"Ułaskawiony". Indyk w blasku fleszy. Nagranie z Białego Domu
Ułaskawiony indyk znów skradł show w amerykańskim Białym Domu. Dziennikarz TVN, Marcin Wrona, uchwycił na wideo dostojnego ptaka przechadzającego się w pokoju prasowym w blasku fleszy. Jego wizyta stała się medialną sensacją.
Marcin Wrona, korespondent TVN w USA, podzielił się na Instagramie wyjątkowym nagraniem z Białego Domu. Widzimy na nim ułaskawionego indyka, którego prezydent USA Donald Trump ocalił od trafienia na świąteczny stół.
Ułaskawiony indyk właśnie złożył wizytę w pokoju briefingów prasowych w Białym Domu – napisał dziennikarz. Na wideo widać okazałego, białego ptaka spacerującego dumnie w blasku fleszy.
Trump bez litości dla Mamdaniego. Tak nazwał nowego burmistrza Nowego Jorku
Coroczne ułaskawienie indyka stało się jednym z najbardziej charakterystycznych elementów amerykańskiej tradycji związanej ze Świętem Dziękczynienia. Co roku prezydent USA prezentuje jednego lub dwa żywe ptaki o humorystycznych imionach – jak Masło i Chleb czy Kukurydza z Kolbą – i oficjalnie ratuje je przed piekarnikiem.
Skąd wzięła się tradycja ułaskawiania indyków?
Choć wydawać by się mogło, że tradycja ta jest równie stara jak samo święto, jej początki wcale nie są tak jednoznaczne. Uroczyste wręczanie prezydentowi indyka rozpoczęło się w 1947 roku, kiedy to National Turkey Federation oraz Poultry and Egg National Board przekazały ptaka Harry’emu Trumanowi.
Jednak – jak podkreśla Biblioteka Trumana – nie ma żadnych dowodów, aby Truman kiedykolwiek ułaskawił jakiegoś indyka. "Truman czasem sugerował dziennikarzom, że ptaki trafiały na rodzinny obiad" – zwracają uwagę archiwiści.

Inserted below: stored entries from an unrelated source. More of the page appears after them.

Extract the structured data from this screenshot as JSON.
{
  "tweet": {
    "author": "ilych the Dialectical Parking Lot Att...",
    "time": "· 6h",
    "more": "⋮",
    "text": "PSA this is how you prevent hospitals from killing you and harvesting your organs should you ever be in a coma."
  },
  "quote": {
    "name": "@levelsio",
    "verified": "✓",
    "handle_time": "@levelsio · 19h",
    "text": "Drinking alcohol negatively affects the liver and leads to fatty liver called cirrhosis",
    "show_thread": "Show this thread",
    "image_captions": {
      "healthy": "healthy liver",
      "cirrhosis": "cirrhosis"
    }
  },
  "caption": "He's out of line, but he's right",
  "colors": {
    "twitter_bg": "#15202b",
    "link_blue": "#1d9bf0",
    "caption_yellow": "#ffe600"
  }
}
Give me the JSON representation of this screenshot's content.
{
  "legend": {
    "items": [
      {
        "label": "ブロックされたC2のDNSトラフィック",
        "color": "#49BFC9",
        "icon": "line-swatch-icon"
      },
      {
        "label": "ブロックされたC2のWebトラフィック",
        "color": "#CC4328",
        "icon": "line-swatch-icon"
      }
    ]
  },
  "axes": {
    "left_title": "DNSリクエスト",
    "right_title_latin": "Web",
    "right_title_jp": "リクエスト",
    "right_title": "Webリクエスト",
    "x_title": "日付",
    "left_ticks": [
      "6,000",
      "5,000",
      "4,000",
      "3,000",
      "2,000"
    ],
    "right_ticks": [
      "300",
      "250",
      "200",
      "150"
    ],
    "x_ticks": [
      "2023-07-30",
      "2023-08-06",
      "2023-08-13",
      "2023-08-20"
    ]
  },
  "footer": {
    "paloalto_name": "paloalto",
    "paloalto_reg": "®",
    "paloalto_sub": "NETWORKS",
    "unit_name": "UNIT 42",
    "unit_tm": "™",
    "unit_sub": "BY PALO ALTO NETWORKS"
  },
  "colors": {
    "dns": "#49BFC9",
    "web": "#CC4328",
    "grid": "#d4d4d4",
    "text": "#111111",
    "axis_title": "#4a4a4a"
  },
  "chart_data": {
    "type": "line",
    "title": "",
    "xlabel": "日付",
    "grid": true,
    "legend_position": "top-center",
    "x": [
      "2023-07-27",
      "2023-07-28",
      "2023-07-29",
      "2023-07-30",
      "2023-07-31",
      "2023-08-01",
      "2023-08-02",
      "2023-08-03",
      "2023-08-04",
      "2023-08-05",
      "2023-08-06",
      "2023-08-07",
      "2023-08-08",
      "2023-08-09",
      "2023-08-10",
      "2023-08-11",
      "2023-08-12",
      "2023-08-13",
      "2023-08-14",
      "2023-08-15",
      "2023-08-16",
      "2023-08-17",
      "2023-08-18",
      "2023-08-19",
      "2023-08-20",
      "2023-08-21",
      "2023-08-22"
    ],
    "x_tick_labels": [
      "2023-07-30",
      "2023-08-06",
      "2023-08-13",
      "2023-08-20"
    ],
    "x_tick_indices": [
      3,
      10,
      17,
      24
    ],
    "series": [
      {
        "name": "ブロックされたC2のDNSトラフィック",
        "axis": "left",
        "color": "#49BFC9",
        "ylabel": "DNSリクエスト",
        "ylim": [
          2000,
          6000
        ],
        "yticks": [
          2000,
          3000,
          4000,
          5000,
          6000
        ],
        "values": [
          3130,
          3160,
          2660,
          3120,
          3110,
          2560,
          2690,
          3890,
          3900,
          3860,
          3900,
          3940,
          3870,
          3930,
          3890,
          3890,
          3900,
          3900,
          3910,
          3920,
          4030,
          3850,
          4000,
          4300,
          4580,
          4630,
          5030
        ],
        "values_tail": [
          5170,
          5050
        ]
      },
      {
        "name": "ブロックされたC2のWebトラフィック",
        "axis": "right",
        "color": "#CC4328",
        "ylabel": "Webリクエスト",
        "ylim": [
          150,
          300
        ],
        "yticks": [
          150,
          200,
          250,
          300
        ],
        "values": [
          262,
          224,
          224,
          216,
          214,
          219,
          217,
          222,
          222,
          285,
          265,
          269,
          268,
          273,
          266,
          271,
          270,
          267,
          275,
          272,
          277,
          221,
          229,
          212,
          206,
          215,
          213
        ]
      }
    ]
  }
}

Nowożytne ułaskawienie – prezydent George H.W. Bush
Współczesna forma ceremonii narodziła się dopiero 17 listopada 1989 roku, za prezydentury George’a H.W. Busha.
Ale pozwólcie, że was i tego wspaniałego indyka zapewnię, że nie skończy na czyimś stole obiadowym – nie tym razem. Od tej pory otrzymał prezydenckie ułaskawienie i spędzi resztę życia na farmie dla dzieci niedaleko stąd - oświadczył podczas uroczystości Bush.
Kennedy i pierwsze współczesne "miłosierdzie"
Do historii przeszła również decyzja Johna F. Kennedy’ego, który 19 listopada 1963 roku spojrzał na 25-kilogramowego indyka z tabliczką "Smacznego, panie prezydencie" i powiedział: "Trzymajmy go dalej". Kennedy zginął trzy dni później, a jego gest uważa się za pierwsze nowoczesne ułaskawienie.
Amerykański rytuał, który żyje własnym życiem
Dziś ułaskawienie indyków jest medialnym widowiskiem, które przyciąga uwagę nie tylko Amerykanów, lecz także świata. Nagranie Marcina Wrony z ułaskawionym ptakiem spacerującym po Białym Domu pokazuje, jak tradycja ta ewoluuje – z dawnego symbolicznego gestu do spektaklu komentowanego w mediach społecznościowych i relacjonowanego przez dziennikarzy z całego globu.